RADAR BOGOR - Kasus dugaan penipuan penerbitan Persetujuan Bangunan Gedung (PBG) Warpat Puncak menyeret nama salah satu kepala dinas dan anggota DPRD Kabupaten Bogor.
Dalam kasus dugaan penipuan tersebut, kuasa hukum pedagang Warpat Puncak, Riyad Furqon mengatakan, uang ratusan juta yang disetorkan para pedagang diduga mengalir ke salah satu kepala dinas dan juga anggota DPRD Kabupaten Bogor.
Meski begitu, dia tidak menyebutkan kepala dinas mana yang dimaksud terlibat dalam kasus dugaan penipuan pedagang Warpan Puncak Bogor.

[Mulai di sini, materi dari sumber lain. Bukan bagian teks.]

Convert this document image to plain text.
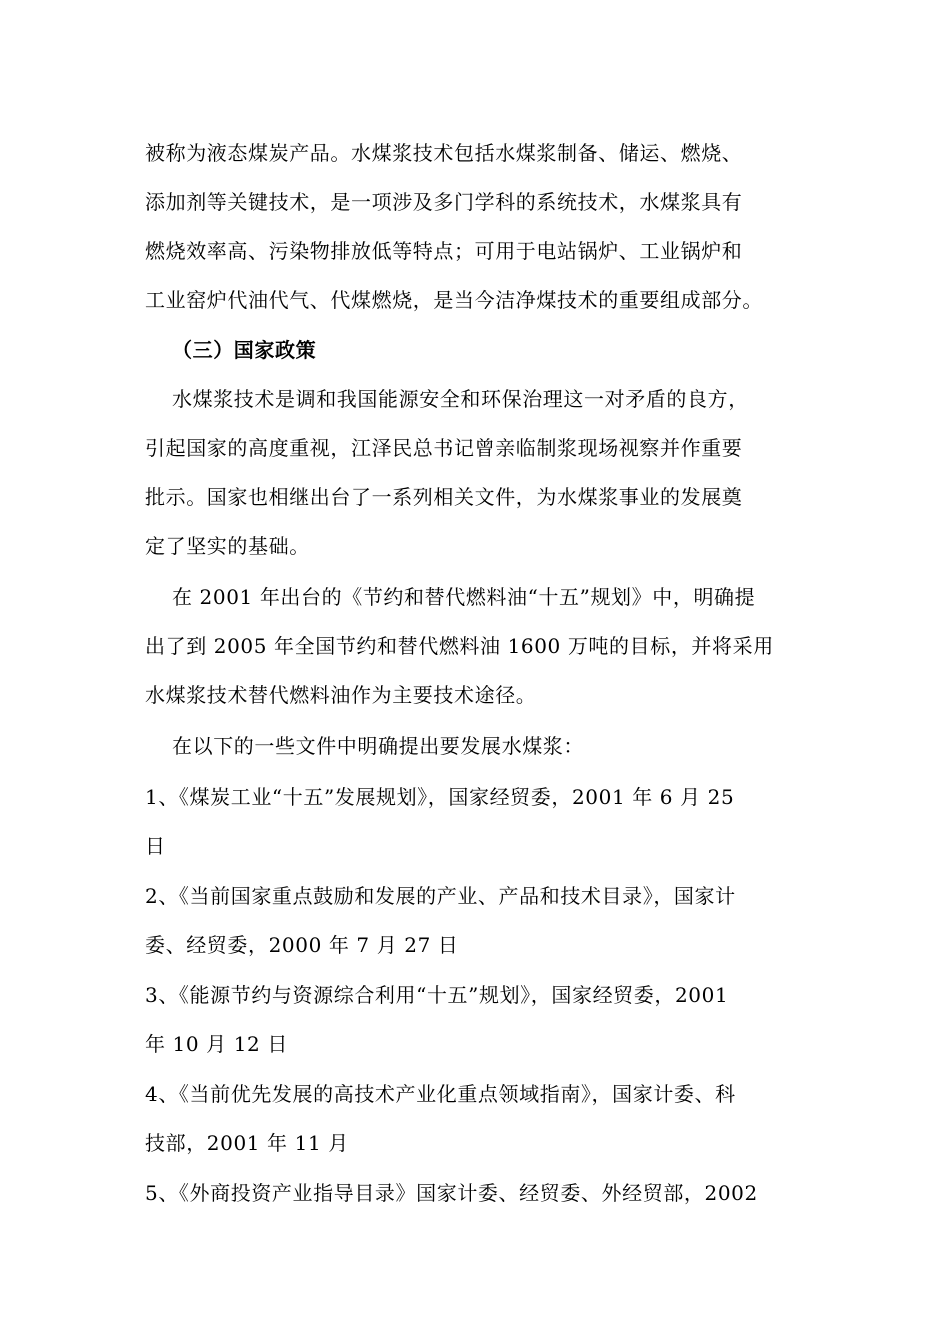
被称为液态煤炭产品。水煤浆技术包括水煤浆制备、储运、燃烧、
添加剂等关键技术，是一项涉及多门学科的系统技术，水煤浆具有
燃烧效率高、污染物排放低等特点；可用于电站锅炉、工业锅炉和
工业窑炉代油代气、代煤燃烧，是当今洁净煤技术的重要组成部分。
（三）国家政策
水煤浆技术是调和我国能源安全和环保治理这一对矛盾的良方，
引起国家的高度重视，江泽民总书记曾亲临制浆现场视察并作重要
批示。国家也相继出台了一系列相关文件，为水煤浆事业的发展奠
定了坚实的基础。
在 2001 年出台的《节约和替代燃料油“十五”规划》中，明确提
出了到 2005 年全国节约和替代燃料油 1600 万吨的目标，并将采用
水煤浆技术替代燃料油作为主要技术途径。
在以下的一些文件中明确提出要发展水煤浆：
1、《煤炭工业“十五”发展规划》，国家经贸委，2001 年 6 月 25
日
2、《当前国家重点鼓励和发展的产业、产品和技术目录》，国家计
委、经贸委，2000 年 7 月 27 日
3、《能源节约与资源综合利用“十五”规划》，国家经贸委，2001
年 10 月 12 日
4、《当前优先发展的高技术产业化重点领域指南》，国家计委、科
技部，2001 年 11 月
5、《外商投资产业指导目录》国家计委、经贸委、外经贸部，2002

Namun untuk anggota DPRD Kabupaten Bogor, dia membeberkan bahwa oknum tersebut berasal dari daerah pemilihan (dapil) 3 Kabupaten Bogor.
"Anggota dewan yang baru dilantik" bebernya.
Sementara tiga pegawai Pemkab Bogor yang dilaporkannya ke Polres Bogor atas dugaan penipuan dalam mengurus PBG, Riyad menyebut bahwa salah satunya merupakan sopir salah satu kepala dinas di Kabupaten Bogor.
"Ciri-cirinya orang ini yang satu adalah sopir kepala dinas, yang satu adalah staf DPKPP inisial EI," bebernya.
Mereka berperan dalam mengiming-imingi para pedanang Warpat untuk menerbitkan dokumen PBG dan menjamin bahwa bangunan Warpat tidak akan dibongkar pada Senin (26/9) lalu.
"Kerugian dari hasil uang yang mereka ambil total dikalkulasikan Rp 480 juta, disetorkan ke satu orang yang disetorkan ke kepala dinas dan anggota dewan," tandasnya.